Monday, January 25, 2010

Why is the Fed laundering debt?

First, the how from Hussman Funds:


"How to spend $1.5 trillion without Congressional approval

Step 1: Federal Reserve purchases $1.5 trillion in Fannie Mae and Freddie Mac securities, creating $1.5 trillion of monetary base to pay for these purchases.

Step 2: U.S. Treasury quietly announces unlimited support for Fannie Mae and Freddie Mac on December 24, 2009, exploiting a loophole in a 2008 law that was originally written to insure a maximum of $300 billion in total mortgage principal (not losses, but principal).
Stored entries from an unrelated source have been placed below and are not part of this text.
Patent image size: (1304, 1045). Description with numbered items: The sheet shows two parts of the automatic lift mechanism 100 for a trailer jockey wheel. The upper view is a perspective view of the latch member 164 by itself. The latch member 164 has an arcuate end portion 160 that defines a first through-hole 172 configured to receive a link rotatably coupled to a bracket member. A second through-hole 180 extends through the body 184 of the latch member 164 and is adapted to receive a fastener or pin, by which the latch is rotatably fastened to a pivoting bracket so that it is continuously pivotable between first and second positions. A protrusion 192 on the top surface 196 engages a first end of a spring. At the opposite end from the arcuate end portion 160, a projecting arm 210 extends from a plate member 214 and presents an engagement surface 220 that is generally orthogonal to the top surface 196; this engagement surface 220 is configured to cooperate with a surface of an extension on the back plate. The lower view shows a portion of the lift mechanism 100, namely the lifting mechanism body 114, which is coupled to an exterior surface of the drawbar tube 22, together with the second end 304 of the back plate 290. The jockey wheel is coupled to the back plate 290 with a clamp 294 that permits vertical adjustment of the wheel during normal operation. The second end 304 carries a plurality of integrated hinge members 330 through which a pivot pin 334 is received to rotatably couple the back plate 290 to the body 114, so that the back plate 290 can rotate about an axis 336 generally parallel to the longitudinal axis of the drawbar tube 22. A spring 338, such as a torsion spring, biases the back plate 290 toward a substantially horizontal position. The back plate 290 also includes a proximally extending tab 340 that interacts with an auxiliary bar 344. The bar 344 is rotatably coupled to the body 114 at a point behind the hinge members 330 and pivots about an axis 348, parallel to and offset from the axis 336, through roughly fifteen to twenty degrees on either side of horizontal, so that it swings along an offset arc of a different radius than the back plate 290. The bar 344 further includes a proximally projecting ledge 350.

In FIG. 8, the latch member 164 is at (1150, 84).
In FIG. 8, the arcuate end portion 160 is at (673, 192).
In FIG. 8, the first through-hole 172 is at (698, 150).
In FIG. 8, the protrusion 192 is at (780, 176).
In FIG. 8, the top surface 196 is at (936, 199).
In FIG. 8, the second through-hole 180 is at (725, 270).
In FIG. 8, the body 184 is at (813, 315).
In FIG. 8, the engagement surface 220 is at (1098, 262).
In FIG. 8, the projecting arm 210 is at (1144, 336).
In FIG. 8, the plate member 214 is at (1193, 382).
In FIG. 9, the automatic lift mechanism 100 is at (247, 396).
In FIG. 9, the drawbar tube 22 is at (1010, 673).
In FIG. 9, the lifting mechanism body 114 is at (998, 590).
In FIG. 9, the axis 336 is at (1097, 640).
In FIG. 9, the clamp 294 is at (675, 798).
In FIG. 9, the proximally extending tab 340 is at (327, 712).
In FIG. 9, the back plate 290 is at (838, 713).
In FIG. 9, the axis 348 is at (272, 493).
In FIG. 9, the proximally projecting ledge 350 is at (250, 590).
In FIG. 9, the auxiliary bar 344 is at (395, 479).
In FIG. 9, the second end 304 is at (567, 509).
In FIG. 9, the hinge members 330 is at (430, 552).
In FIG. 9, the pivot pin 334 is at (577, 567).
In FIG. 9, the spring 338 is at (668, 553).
Step 3: Over the next several quarters, the U.S. Treasury issues $1.5 trillion in new Treasury debt to the public, taking in the $1.5 trillion in base money created by the Fed in Step 1.

Step 4: U.S. Treasury hands that $1.5 trillion in proceeds from the new debt issuance to Fannie Mae and Freddie Mac.

Step 5: Fannie Mae and Freddie Mac use the proceeds to redeem the $1.5 trillion in mortgage securities held by the Fed, thus reversing the Fed's transactions in Step 1, without the need for any other "unwinding" transactions (watch). The base money created by the Fed comes back to the Fed, and the mortgage securities purchased by the Fed disappear, by burdening the American public with a new, equivalent obligation in the form of U.S. government debt."

The why? We, the USA, got caught in mortgage fraud. We have to pay off the foreign banks that were defrauded.

This is the Republican fraud machine, and likely to rear its ugly head after the mid-term elections.

HT Zero Hedge, the nations forensic accounting blog.